Arkadaşlarla güneşili bir Beijing öğle sonrasında kahve içiyorduk, beynimin uğuldamasini tansiyona bağlamıştımki, arka arkaya çalan telefonlar Beijing'de ciddi bir sarsıntı olduğunu ve özellikle yüksek binalarda bulunanların korku içinde sokaklara döküldüğünü bildiriyordu. Aynı panik durumu Shanghai'da da yaşanmış, ülkenin en yüksek binasoı Jinmao Kulesi dahil çok sayıda gökdelen boşaltılmıştı.
Ama asıl felaket haberi Sichuan eyaletinden geldi Merkez üssü eyaletin Wanchuan ilçesi olan Richter ölçeğiyle 7.8 büyüklüğünde bir deprem meydana geldiği haberi kısa sürede tüm dünyada duyuldu.
Bu rakam daha sonra 7.9 olarak değiştirildi. Çin, bu boyutta bir depremi en son 1976 yılında yaşadı. Tangshan depreminde 242 bin kişi hayatını kaybetmişti.
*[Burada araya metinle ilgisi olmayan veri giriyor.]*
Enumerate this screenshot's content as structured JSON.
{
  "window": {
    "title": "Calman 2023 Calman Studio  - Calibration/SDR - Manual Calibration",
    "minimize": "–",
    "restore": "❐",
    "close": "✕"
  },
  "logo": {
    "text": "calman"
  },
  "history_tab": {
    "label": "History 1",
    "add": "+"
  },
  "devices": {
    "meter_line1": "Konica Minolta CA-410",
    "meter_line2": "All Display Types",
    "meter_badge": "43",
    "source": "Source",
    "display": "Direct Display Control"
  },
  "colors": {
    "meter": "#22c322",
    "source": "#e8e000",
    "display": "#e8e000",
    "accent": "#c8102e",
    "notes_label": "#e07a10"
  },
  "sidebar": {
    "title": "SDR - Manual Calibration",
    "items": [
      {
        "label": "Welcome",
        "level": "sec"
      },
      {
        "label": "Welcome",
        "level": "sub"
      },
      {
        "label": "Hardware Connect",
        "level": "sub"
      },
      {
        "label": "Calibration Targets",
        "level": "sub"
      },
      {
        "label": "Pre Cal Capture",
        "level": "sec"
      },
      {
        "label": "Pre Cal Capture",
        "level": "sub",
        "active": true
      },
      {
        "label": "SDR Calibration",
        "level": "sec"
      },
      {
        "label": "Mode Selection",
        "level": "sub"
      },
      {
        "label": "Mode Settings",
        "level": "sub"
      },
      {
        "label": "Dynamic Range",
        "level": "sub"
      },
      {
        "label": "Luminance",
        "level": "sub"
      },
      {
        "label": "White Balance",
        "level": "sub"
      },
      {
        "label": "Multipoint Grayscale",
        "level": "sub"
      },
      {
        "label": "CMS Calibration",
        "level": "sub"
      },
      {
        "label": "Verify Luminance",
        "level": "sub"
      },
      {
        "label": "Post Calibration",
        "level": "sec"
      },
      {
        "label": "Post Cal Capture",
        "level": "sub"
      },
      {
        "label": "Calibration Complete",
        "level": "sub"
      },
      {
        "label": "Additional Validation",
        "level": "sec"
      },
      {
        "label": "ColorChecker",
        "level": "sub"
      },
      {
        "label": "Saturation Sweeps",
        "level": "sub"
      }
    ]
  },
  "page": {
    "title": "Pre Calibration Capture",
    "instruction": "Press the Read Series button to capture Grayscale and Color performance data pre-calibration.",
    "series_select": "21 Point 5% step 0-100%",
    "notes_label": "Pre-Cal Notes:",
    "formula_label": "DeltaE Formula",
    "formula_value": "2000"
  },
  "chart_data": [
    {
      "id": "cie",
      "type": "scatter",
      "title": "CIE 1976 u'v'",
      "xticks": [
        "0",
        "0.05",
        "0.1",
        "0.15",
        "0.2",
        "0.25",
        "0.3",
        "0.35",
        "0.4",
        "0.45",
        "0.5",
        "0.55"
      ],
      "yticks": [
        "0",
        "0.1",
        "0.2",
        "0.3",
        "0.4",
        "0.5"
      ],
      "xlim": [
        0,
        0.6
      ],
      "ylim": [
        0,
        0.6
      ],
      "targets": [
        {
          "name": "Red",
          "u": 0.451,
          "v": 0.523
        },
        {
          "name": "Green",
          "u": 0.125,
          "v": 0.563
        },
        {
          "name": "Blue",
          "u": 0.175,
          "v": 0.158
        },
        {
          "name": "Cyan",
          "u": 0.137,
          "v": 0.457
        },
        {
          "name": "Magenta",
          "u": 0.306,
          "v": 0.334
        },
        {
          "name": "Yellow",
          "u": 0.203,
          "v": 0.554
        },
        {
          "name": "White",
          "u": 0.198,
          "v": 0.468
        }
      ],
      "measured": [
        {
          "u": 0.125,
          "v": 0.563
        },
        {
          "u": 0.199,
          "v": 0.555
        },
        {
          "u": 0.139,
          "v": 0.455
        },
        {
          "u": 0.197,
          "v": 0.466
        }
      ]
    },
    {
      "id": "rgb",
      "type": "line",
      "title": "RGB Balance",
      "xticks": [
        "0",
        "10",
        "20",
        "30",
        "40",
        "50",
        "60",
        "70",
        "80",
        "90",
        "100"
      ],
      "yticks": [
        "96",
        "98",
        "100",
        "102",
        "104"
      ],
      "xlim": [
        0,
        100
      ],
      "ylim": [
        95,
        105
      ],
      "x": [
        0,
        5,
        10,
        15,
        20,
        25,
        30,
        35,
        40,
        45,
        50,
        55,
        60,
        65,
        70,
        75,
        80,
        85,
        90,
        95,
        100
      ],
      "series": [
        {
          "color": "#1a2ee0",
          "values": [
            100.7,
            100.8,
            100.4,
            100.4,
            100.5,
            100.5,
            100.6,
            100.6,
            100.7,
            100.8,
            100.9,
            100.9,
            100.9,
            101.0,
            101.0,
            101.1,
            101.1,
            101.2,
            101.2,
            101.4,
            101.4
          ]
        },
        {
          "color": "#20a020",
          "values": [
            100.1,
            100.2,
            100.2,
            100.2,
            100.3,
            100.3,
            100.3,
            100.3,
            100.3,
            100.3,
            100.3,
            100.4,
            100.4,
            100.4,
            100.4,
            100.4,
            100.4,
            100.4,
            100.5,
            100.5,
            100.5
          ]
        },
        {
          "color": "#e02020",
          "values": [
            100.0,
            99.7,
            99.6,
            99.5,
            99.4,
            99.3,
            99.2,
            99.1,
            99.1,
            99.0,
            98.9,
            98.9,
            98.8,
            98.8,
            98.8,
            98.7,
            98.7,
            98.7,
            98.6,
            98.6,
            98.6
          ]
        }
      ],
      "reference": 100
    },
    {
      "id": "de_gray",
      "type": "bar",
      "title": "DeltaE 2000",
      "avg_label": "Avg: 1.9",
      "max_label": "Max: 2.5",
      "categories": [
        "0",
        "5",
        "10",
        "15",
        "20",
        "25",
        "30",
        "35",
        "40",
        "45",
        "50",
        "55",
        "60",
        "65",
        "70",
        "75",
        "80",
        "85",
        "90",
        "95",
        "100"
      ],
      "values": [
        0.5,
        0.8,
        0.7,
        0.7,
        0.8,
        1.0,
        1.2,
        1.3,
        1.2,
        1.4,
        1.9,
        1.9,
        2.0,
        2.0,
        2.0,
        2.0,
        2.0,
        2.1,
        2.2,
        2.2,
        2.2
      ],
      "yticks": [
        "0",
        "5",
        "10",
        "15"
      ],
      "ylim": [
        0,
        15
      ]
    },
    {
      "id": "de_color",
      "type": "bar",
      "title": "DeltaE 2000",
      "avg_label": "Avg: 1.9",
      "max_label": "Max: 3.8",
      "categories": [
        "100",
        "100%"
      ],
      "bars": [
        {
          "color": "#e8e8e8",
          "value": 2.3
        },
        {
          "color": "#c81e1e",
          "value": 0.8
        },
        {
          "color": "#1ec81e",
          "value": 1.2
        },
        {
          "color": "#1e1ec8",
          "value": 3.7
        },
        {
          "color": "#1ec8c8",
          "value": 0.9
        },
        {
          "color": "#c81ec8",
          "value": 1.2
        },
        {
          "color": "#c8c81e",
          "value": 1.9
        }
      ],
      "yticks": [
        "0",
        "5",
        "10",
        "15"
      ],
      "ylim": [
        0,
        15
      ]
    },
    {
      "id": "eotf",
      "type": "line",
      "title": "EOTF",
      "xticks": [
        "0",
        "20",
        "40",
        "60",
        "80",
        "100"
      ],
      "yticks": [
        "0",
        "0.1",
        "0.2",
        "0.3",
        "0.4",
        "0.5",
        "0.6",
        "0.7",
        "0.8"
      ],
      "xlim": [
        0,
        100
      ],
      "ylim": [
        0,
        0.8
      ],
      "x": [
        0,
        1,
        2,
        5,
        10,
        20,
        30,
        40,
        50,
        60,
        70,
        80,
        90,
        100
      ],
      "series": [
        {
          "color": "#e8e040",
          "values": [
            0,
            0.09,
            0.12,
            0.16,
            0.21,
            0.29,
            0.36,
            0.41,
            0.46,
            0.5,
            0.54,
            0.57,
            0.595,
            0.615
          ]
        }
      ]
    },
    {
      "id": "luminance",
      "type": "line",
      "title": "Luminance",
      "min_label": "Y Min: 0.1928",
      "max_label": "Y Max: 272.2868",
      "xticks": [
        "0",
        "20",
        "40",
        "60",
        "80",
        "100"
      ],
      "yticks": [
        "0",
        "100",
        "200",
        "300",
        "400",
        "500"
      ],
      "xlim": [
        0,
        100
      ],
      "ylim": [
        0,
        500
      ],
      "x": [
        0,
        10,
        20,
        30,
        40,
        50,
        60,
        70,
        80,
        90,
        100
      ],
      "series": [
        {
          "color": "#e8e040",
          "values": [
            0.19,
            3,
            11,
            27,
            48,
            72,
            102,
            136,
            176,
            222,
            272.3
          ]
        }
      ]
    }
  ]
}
Son depremde de kayıp sayısı her geçen dakika artıyor. Yetkililer ölü sayısının 50 bini geçmesinden endişe ettiklerini belirtti.
Yaraların sarılması uzun sure alacak ama, en azından toplumda bir anda oluşan dayanışma duygusunun küçük de olsa bir teselli olacağını düşünüyorum.
Sana yardım konusunda Türkiye ile ilgili bir haber aktarmak istiyorum:
"Türk Kızılayı, Çin'in Sichuan eyaletinde meydana gelen 7.8 şiddetindeki depremin ardından, Çin'e, 2 kişiden oluşan öncü afet müdahale ve lojistik ekibi gönderdi.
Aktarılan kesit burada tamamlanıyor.